The other furrow is the live performance itself. “When we play shows, we very much want it to be like the Secretaries where all parts of the show are thought out,” says van Keenen. “We think about the through line for every show. At one of our shows, between every song, we would write a little snippet
of a letter to our friend Norman on the HamperWriter. At our first show, we actually made a hot toddy on set. In one of our new songs, ‘The Lady Ghost of Breathless,’ we have a friend Jessica Facette, who comes on and plays accordion as the lady ghost of breathless. It is very theatrical in that way: we
like to dress up and play around with that aspect of it,” says van Keeken. “We don’t want to be constricted by the idea that we just play guitar and sing.”While the band is currently un-Googleable and without so much as a MySpace stream, there are big plans ahead. Recording an album and creating a web presence are just a start; a radio play is already in the works and van Keeken hopes the to tour the festival circuit next summer.
Perhaps there will even be a follow-up to the HamperWriter? Acoustic keytar, I’m looking at you.
- See Magazine


Self-Titled e.p. 2011
Wayfaring Stranger 2012



Amy van Keeken (the Secretaries, Dub Vulture) and Darren Radbourne (the Brassholes, The Lucky Pennies) concocted the AwesomeHots over hot toddies and late night windowsill songs across the rooftops of WhiskeyTown. With a ukulele, a guitar and their trusty HamperWriter (the spawn of a vintage typewriter and a 60s laundry hamper) they play music that draws from a wide swath of influences (oldey timey radio, Hank Williams, Sonny Terry and Brownie McGee, Lee Hazelwood and Nancy Sinatra, Kitty Wells, the Thin Man movie series, Julie London and vintage office machines) with a sprinkle of coronet, campy and sometimes dark humour, glockenspiel, accordion and kazoo thrown in for good measure. The AwesomeHots can be as intimate as a duo and as grand as a 6 piece extravaganza. They also debuted their kid's show at the 2012 North Country Fair to great acclaim.
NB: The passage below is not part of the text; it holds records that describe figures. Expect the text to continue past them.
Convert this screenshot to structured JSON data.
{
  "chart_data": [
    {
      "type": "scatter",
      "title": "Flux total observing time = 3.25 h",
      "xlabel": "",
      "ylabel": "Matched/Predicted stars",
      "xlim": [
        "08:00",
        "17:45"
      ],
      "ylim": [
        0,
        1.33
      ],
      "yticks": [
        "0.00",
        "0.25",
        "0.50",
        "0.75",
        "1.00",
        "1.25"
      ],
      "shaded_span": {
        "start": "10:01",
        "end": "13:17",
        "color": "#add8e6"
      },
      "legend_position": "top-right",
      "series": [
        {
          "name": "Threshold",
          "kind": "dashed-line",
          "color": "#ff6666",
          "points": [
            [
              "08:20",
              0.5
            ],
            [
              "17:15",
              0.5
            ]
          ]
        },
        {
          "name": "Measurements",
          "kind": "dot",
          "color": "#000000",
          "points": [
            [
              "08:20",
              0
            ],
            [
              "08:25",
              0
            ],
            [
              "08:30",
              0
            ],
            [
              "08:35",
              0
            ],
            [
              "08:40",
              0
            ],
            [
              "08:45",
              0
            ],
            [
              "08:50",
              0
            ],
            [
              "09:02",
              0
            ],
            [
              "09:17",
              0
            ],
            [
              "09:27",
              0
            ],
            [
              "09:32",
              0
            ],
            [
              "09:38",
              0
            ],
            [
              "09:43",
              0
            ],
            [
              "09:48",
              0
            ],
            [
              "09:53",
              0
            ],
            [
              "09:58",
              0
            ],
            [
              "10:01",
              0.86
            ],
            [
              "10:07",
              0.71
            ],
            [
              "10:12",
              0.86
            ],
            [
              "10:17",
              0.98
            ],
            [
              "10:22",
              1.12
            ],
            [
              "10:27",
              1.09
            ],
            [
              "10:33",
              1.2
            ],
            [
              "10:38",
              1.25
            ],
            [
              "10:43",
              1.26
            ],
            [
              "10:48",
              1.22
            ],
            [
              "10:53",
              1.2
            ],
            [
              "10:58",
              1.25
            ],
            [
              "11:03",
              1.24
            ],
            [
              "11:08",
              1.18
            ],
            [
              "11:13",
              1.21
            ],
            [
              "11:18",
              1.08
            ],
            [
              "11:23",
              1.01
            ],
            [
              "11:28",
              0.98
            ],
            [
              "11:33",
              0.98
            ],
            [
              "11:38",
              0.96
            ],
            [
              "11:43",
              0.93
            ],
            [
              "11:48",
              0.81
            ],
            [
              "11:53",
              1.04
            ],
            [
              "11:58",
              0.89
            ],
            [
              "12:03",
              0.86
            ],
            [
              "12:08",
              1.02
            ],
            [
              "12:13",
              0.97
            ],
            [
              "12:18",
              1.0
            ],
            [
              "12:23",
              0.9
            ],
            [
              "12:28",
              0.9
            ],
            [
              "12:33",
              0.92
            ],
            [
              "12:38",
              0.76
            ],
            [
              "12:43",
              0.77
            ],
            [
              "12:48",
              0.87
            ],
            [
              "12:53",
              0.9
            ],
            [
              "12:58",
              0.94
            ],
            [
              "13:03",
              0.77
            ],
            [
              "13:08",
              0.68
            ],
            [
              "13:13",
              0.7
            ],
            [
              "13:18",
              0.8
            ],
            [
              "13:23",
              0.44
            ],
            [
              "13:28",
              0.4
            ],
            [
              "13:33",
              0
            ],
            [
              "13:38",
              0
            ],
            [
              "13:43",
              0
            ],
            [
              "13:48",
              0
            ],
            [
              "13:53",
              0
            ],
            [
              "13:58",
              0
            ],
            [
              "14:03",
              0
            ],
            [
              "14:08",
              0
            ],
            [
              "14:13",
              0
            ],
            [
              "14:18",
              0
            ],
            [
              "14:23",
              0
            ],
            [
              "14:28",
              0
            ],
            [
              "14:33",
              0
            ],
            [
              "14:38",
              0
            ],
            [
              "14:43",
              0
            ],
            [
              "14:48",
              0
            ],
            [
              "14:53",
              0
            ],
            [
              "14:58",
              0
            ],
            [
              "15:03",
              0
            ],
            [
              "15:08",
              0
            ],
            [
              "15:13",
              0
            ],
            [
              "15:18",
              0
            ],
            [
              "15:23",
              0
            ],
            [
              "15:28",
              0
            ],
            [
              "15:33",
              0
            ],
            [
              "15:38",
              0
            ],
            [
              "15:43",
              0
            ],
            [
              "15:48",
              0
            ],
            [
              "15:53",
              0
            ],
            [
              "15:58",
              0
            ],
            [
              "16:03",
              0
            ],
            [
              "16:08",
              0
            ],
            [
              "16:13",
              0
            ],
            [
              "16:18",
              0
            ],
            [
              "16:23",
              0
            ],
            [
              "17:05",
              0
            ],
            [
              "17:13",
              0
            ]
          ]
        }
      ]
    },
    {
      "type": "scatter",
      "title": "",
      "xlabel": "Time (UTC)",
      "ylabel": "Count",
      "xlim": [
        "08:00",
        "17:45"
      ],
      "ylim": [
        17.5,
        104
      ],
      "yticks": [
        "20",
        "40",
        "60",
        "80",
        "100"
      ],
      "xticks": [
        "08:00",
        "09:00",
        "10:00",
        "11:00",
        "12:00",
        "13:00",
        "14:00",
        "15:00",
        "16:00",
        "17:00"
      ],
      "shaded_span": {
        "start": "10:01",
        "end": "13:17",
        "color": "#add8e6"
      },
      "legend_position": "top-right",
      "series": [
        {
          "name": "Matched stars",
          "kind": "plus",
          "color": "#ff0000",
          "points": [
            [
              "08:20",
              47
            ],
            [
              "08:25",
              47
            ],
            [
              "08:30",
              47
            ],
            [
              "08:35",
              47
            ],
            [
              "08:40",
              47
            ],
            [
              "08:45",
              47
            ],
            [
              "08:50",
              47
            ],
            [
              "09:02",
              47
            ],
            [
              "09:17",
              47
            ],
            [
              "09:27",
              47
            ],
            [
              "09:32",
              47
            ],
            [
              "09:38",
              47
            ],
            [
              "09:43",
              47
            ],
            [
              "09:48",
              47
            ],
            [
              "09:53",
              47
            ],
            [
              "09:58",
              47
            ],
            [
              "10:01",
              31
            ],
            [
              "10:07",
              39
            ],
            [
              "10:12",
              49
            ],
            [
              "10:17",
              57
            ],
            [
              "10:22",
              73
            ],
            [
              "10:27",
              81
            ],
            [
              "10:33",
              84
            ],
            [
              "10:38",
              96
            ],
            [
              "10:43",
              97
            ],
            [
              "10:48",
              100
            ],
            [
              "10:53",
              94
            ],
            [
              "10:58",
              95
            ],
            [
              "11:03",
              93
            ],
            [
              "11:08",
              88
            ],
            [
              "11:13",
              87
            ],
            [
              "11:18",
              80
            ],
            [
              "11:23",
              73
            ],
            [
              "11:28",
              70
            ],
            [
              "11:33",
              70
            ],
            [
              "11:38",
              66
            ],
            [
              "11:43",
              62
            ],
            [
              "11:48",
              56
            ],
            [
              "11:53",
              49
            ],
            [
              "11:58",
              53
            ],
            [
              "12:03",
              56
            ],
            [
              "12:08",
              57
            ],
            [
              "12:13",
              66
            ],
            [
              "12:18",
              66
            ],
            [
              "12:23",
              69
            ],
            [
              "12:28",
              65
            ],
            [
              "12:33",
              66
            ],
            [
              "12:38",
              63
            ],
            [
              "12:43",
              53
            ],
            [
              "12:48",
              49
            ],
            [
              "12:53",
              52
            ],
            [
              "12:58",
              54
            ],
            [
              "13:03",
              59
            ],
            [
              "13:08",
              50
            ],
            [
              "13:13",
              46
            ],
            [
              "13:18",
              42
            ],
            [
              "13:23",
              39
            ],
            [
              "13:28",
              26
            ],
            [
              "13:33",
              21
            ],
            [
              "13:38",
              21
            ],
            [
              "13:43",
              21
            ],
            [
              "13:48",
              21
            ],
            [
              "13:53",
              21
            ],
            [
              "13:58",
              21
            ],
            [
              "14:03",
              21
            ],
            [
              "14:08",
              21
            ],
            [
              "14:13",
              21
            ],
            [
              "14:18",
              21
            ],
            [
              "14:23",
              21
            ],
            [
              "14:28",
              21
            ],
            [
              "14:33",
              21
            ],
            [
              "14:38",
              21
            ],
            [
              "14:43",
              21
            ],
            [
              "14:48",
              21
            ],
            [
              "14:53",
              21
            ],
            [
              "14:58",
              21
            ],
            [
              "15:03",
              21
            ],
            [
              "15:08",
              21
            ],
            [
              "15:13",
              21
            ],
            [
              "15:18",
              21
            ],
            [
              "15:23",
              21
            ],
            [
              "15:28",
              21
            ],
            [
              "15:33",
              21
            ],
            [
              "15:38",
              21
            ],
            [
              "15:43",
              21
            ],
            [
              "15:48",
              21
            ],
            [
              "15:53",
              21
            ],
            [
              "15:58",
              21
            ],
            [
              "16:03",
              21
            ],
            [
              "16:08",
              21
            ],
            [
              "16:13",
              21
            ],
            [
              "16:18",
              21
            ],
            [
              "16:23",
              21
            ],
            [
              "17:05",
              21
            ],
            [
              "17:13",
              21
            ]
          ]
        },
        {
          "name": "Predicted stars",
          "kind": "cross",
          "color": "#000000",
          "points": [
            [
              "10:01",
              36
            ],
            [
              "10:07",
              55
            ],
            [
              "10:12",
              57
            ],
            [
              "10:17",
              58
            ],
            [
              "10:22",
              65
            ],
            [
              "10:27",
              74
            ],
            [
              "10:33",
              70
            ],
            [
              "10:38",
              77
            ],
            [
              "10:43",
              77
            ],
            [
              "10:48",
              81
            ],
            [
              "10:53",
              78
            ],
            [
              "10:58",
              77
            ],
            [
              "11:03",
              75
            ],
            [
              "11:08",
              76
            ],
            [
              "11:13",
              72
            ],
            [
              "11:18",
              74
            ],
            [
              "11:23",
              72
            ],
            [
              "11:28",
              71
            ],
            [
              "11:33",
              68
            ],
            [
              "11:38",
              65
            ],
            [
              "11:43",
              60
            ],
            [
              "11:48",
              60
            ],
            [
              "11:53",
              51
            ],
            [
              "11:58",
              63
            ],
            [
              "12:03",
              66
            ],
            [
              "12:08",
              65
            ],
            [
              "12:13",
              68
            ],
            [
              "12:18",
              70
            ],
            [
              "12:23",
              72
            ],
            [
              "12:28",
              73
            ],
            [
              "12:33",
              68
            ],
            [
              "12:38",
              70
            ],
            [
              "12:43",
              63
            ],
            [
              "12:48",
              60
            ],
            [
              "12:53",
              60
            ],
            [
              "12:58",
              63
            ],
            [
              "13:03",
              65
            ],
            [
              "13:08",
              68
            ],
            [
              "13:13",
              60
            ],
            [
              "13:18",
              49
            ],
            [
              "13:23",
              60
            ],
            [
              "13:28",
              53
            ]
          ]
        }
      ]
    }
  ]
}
"The AwesomeHots use a HamperWriter a half-typewriter half-hamper hybrid to tie an ornate bow around their parlour folk-playing, old timey-storytelling, home instrument-inventing, stage theatrics-loving package." - Carol Neuman, See Magazine

Recorded live off the floor in their Edmonton living room, their debut e.p. is a cross section of the AwesomeHots' sound. From the dixieland influenced opening track, Borda Patro', to the sparse and haunting closing of I Wait for You and plenty of sing-a-longs in between, this recording is the AwesomeHots in their natural environment.